Fino, tornano i ladri dalla parrucchiera
Ma stavolta l’allarme li fa fuggire

Secondo tentativo in due anni da “L’essenza della bellezza” in pieno centro «Hanno provato a scardinare la porta Sono subito accorsa ma erano già scappati. Ho paura»

Secondo tentativo di furto nell’arco di due anni al salone di parrucchiera “L’essenza della bellezza” in via Garibaldi 81 a Fino Mornasco ma, questa volta, l’allarme ha funzionato subito e ha messo in fuga i ladri prima che potessero entrare.
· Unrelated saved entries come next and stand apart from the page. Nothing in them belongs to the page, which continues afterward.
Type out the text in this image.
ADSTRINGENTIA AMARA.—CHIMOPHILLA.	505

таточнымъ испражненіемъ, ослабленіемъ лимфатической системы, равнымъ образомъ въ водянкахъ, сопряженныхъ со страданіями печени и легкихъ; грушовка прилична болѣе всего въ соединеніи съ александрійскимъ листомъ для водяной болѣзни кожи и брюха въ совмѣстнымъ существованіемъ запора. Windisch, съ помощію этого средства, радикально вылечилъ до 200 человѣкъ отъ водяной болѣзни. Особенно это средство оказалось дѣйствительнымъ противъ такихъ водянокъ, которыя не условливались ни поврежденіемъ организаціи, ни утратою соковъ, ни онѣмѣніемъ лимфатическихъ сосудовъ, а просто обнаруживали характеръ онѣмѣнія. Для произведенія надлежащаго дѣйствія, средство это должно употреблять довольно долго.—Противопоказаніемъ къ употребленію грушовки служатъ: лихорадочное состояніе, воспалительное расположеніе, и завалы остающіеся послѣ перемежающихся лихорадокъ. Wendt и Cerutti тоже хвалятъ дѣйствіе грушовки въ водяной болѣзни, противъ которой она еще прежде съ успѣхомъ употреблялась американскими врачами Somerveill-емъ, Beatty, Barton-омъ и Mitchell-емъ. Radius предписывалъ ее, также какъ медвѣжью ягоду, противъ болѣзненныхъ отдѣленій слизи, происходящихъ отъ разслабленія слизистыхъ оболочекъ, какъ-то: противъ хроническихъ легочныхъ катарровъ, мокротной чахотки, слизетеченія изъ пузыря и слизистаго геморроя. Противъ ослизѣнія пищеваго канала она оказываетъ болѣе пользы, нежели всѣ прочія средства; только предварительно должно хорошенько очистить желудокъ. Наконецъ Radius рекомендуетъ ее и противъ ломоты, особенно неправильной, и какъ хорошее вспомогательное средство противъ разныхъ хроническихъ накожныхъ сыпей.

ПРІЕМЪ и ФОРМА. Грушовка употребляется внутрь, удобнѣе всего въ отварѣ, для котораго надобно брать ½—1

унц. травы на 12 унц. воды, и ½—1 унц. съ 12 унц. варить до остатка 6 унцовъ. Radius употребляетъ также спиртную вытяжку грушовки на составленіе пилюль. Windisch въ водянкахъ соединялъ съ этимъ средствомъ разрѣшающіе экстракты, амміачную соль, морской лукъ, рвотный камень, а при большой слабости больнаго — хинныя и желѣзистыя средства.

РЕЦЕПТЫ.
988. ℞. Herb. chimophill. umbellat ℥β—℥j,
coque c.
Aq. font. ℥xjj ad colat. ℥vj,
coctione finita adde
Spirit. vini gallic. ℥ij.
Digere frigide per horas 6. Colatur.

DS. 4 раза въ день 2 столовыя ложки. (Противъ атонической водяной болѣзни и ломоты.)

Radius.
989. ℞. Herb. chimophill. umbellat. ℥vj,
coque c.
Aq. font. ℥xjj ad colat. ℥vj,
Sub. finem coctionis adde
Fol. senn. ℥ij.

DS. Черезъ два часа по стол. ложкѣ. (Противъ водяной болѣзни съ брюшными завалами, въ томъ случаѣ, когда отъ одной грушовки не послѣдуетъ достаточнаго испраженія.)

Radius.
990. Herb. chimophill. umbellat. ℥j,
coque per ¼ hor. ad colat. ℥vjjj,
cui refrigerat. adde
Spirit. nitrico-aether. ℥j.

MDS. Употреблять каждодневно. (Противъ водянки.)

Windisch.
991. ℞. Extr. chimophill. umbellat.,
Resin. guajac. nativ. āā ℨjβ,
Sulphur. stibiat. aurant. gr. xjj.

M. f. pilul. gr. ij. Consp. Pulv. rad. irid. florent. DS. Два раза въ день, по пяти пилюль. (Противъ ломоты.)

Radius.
L’episodio si è verificato nella notte tra giovedì e venerdì, intorno alle 3: a raccontare quanto accaduto è la titolare Rosaria Simari .

«A differenza di due anni fa, stanotte i cancelli erano tutti chiusi e quindi i ladri hanno scavalcato per entrare nella piazzetta - spiega Rosaria - la volta precedente avevo solo i sensori interni dell’allarme e non sulle porte, ma dopo quella circostanza abbiamo potenziato il sistema».

«Quando, stanotte, hanno smanettato sulla porta più del dovuto, l’allarme è subito suonato. Ovviamente stavamo dormendo, ma abitiamo a poca distanza e quindi nell’arco di dieci minuti eravamo sul posto: nel frattempo abbiamo chiamato i carabinieri che sono immediatamente arrivati, erano già in zona».

All’arrivo di militari e titolari, dei ladri non c’era già più traccia: probabilmente puntavano all’eventuale fondo cassa, dato che in un negozio di parrucchiera non c’è molto altro da rubare, se non prodotti o attrezzi del mestiere.

Come detto, è già la seconda volta e, se possibile, quanto era accaduto a marzo di due anni fa era stato ancora più clamoroso. I ladri avevano fatto irruzione nel negozio di Rosaria, poi avevano aspettato che proprietaria e carabinieri si allontanassero per provare a colpire un’ora dopo l’attività di fronte “Bomboniere e articoli regalo”, ma senza successo.

Dalla parrucchiera avevano invece rubato il fondo cassa di pochi euro, oltre a ribaltare tutti i cassetti e rompere un armadietto. Anche in quel caso era partito l’allarme, ma interno: questo aveva forse limitato i danni, comunque considerevoli.

Vista l’esperienza, Rosaria lo ha potenziato e questo ha impedito la notte scorsa un altro furto. La paura, però, è tanta. «Considerando quanto era successo, questa volta ci siamo fermati a controllare per più di un’ora che non tornassero - aggiunge Rosaria – siamo stati svegliati alle 3 e non è per nulla piacevole, quando ho visto che l’allarme era partito dal negozio ci siamo spaventati.

Poco dopo eravamo lì. Mio marito è ripassato alle 4.30 e ha ritrovato i carabinieri fuori a pattugliare. Hanno fatto danni alla porta del retro, non quella frontale dell’altra volta: si vede la forzatura probabilmente di un piede di porco. È una porta pesante in alluminio, la farò sistemare, ma per fortuna ha retto e non ce l’hanno fatta». Una zona, quella della piazzetta in questione, più volte colpita: l’ultima era stata un mese fa, alla banca Intesa San Paolo quando avevano provato a scassinare il bancomat.

Probabilmente perché si tratta di un’area che non affaccia direttamente sulla principale via Garibaldi e rimane quindi più protetta da eventuali testimoni.

Le uniche telecamere che sorvegliano sono proprio quelle della banca che, però, non riescono a inquadrare tutta la piazza. Il tema sicurezza è da tempo al centro a Fino Mornasco, considerati i numerosi colpi che ci sono stati nei mesi scorsi in paese: dopo l’incontro con il prefetto Andrea Polichetti da parte del sindaco di Fino Roberto Fornasiero , dovrebbe a breve partire anche il controllo del vicinato, per far sì che la popolazione possa essere di supporto al lavoro delle forze dell’ordine, segnalando furti e situazioni sospette.